The Unilever-sponsored National Parks America Tour, a program that provides thousands of volunteers for national park projects each year, has organized a beach cleanup at Padre Island National Seashore. When Hurricane Ike smashed into the north Texas Gulf Coast last September 13, dealing a heavy blow to the Houston-Galveston area, a huge amount of debris ended up in the water. It’s been washing ashore ever since. Padre Island National Seashore lies well south of the storm’s main path, but the Seashore has been on the receiving end of so much storm debris that removal efforts have taxed park resources for weeks on end. A lot of trash remains on the Padre Island beaches, and more is washing ashore every day.

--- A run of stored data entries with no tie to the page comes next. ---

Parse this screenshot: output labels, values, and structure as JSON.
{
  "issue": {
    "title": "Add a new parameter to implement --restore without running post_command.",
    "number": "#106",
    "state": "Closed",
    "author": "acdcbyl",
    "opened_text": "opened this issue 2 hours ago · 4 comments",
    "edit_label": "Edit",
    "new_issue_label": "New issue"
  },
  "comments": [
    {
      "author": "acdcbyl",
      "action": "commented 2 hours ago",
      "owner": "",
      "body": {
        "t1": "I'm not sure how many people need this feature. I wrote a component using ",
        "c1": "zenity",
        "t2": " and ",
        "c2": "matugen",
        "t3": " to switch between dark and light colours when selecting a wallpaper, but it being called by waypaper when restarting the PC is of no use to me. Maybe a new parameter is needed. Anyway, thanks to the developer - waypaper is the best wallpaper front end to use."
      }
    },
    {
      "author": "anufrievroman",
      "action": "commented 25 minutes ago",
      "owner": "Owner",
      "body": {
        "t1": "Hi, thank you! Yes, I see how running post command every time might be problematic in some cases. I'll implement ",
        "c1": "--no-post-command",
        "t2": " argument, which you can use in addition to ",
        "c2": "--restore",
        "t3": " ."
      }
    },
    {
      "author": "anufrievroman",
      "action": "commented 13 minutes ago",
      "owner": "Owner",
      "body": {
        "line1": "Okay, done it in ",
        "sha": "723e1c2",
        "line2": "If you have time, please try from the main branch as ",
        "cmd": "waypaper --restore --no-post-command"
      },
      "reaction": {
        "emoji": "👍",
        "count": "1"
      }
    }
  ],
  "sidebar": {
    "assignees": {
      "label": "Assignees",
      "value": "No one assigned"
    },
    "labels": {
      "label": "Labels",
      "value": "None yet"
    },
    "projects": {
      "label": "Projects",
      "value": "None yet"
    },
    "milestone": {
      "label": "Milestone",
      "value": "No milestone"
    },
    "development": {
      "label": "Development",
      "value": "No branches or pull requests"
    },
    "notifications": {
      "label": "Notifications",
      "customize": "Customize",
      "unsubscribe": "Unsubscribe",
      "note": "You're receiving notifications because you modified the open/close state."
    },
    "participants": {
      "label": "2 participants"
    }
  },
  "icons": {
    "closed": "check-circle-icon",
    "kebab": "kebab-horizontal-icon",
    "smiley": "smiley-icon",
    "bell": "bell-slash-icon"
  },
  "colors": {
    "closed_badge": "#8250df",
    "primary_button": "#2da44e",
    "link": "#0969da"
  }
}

Volunteer help is sorely needed, so the NPS is delighted to welcome the National Parks America Tour, which is sponsoring the beach cleanup event scheduled at Padre Island for tomorrow (Saturday, October 18). More than 50 volunteers have signed up so far and others are expected.

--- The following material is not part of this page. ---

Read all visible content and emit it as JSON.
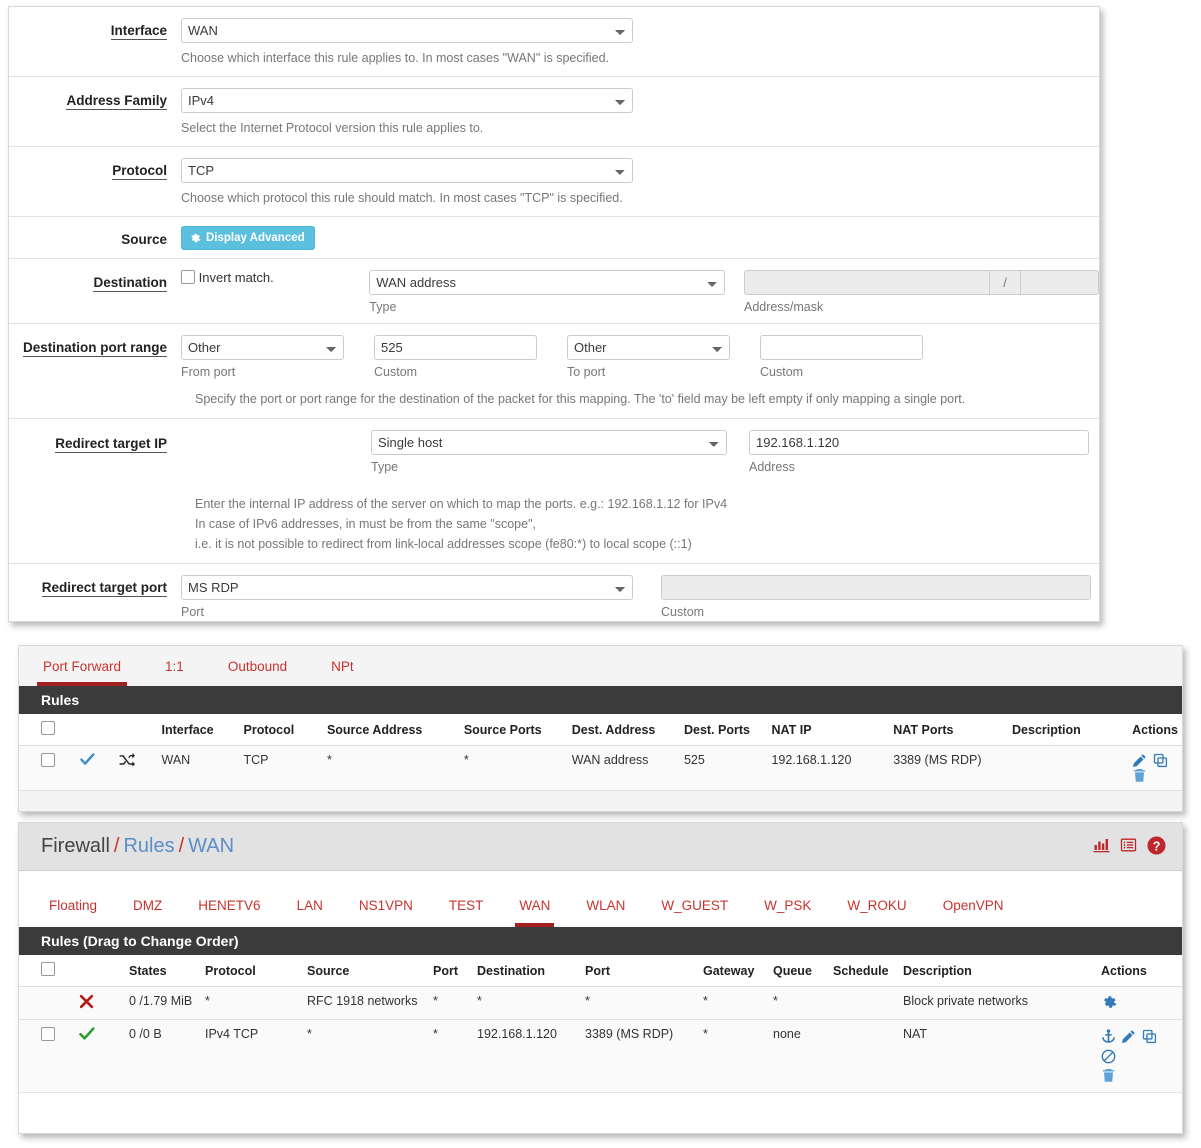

Here are the salient details:
National Parks America Tour
What: Volunteer shoreline cleanup at Padre Island National Seashore
Where: Malaquite Visitor Center
When: Saturday, October 18
-- 8:00 to 8:30 a.m. - registration
-- 8:30 to 9 a.m. - Welcome ceremony and work orders given
-- 9:30 a.m. to noon - volunteers work cleanup
-- 12:30 p.m. - Great American Picnic lunchWho: Adults, families and youth of all ages (adults must accompany children under 16)

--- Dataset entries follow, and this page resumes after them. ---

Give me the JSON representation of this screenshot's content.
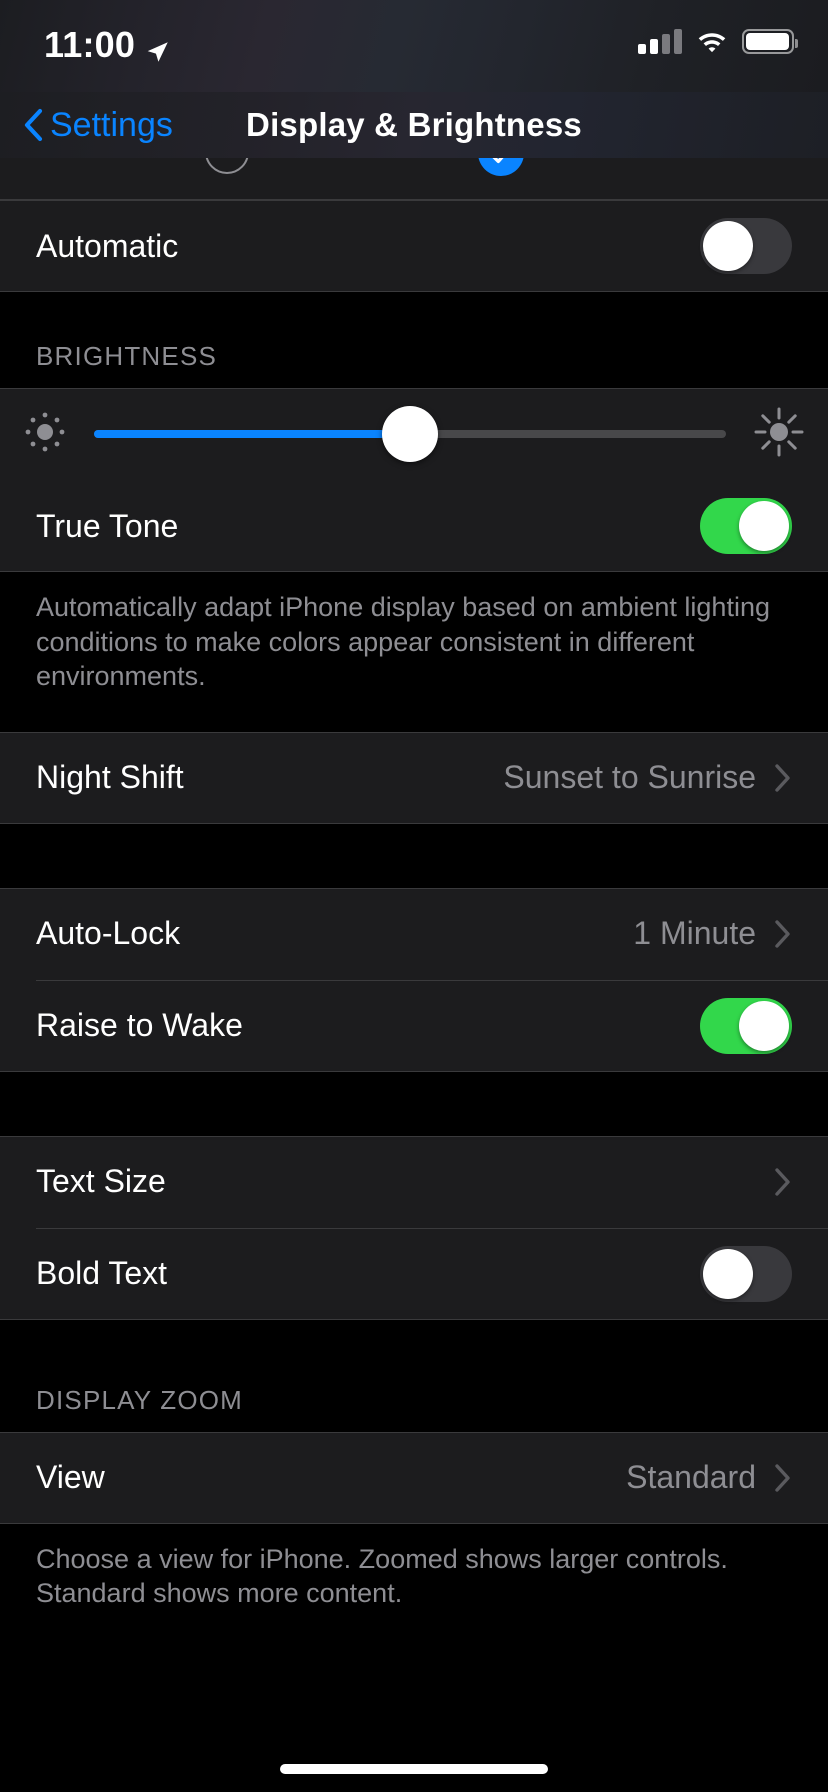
{
  "status_bar": {
    "time": "11:00",
    "location_icon": "location-arrow-icon",
    "cellular_icon": "cellular-signal-icon",
    "cellular_bars_filled": 2,
    "cellular_bars_total": 4,
    "wifi_icon": "wifi-icon",
    "battery_icon": "battery-icon",
    "battery_level_percent": 92
  },
  "nav": {
    "back_label": "Settings",
    "back_icon": "chevron-left-icon",
    "title": "Display & Brightness"
  },
  "appearance": {
    "light_option_icon": "radio-unselected-icon",
    "dark_option_icon": "radio-selected-checkmark-icon",
    "selected": "Dark"
  },
  "automatic": {
    "label": "Automatic",
    "toggle_state": "off"
  },
  "brightness": {
    "header": "BRIGHTNESS",
    "low_icon": "brightness-low-sun-icon",
    "high_icon": "brightness-high-sun-icon",
    "value_percent": 50,
    "true_tone": {
      "label": "True Tone",
      "toggle_state": "on"
    },
    "footnote": "Automatically adapt iPhone display based on ambient lighting conditions to make colors appear consistent in different environments."
  },
  "night_shift": {
    "label": "Night Shift",
    "value": "Sunset to Sunrise",
    "chevron_icon": "chevron-right-icon"
  },
  "lock": {
    "auto_lock": {
      "label": "Auto-Lock",
      "value": "1 Minute",
      "chevron_icon": "chevron-right-icon"
    },
    "raise_to_wake": {
      "label": "Raise to Wake",
      "toggle_state": "on"
    }
  },
  "text": {
    "text_size": {
      "label": "Text Size",
      "chevron_icon": "chevron-right-icon"
    },
    "bold_text": {
      "label": "Bold Text",
      "toggle_state": "off"
    }
  },
  "display_zoom": {
    "header": "DISPLAY ZOOM",
    "view": {
      "label": "View",
      "value": "Standard",
      "chevron_icon": "chevron-right-icon"
    },
    "footnote": "Choose a view for iPhone. Zoomed shows larger controls. Standard shows more content."
  },
  "colors": {
    "accent_blue": "#0a84ff",
    "toggle_on_green": "#32d74b",
    "toggle_off_gray": "#39393d",
    "row_background": "#1c1c1e",
    "page_background": "#000000",
    "secondary_text": "#8e8e93",
    "separator": "#3a3a3c"
  }
}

Pre-registration - Contact Dimitra Guerrero at 361-949-8173, ext. 229
The sponsors will provide breakfast, T-shirts and supplies, including gloves, trash bags, and data cards to record the types of trash collected. Volunteers are asked to bring sunscreen, hats and longs sleeve shirts if desired
Unilever has a long standing association with Padre Island National Seashore. Over the past nine years the corporation has committed more than $135,000 to the Seashore’s highly acclaimed Kemp’s Ridley Sea Turtle Science and Recovery Program.
Unilever’s National Parks America Tour is a volunteer-driven initiative offered in cooperation with the National Park Foundation. According to Unilver, the NPAT program has supplied more than 70,000 volunteers -- employees, community groups, school children, scouts, and citizens of all ages -- to the national parks since 1998. Together they have accounted for over 285,000 manpower hours with an in-kind worth of at least $4.25 million.
If you’d like to volunteer for the National Parks America Tour, whether for the Padre Island cleanup or an upcoming stop at a different park, see this site for information about registration and this site for additional scheduled stops. The volunteer projects (Tour stops) are scheduled for Saturdays. More than two dozen NPAT stops will have been scheduled before the end of this year.
Post script: Padre Island National Seashore has been keeping records of beach debris removals since 1998. This project, one of the first long-term, comprehensive marine debris research projects in America, has yielded some interesting results. In normal times, the vast majority of the debris that comes ashore at Padre Island can be traced to the commercial shrimping industry. About 14%, or around one-seventh, comes from the offshore oil and gas industry. Storm debris is a transient problem, which is not to say that it’s negligible. The huge amount of debris produced by Hurricane Ike will strongly skew this year’s Padre Island debris removal data.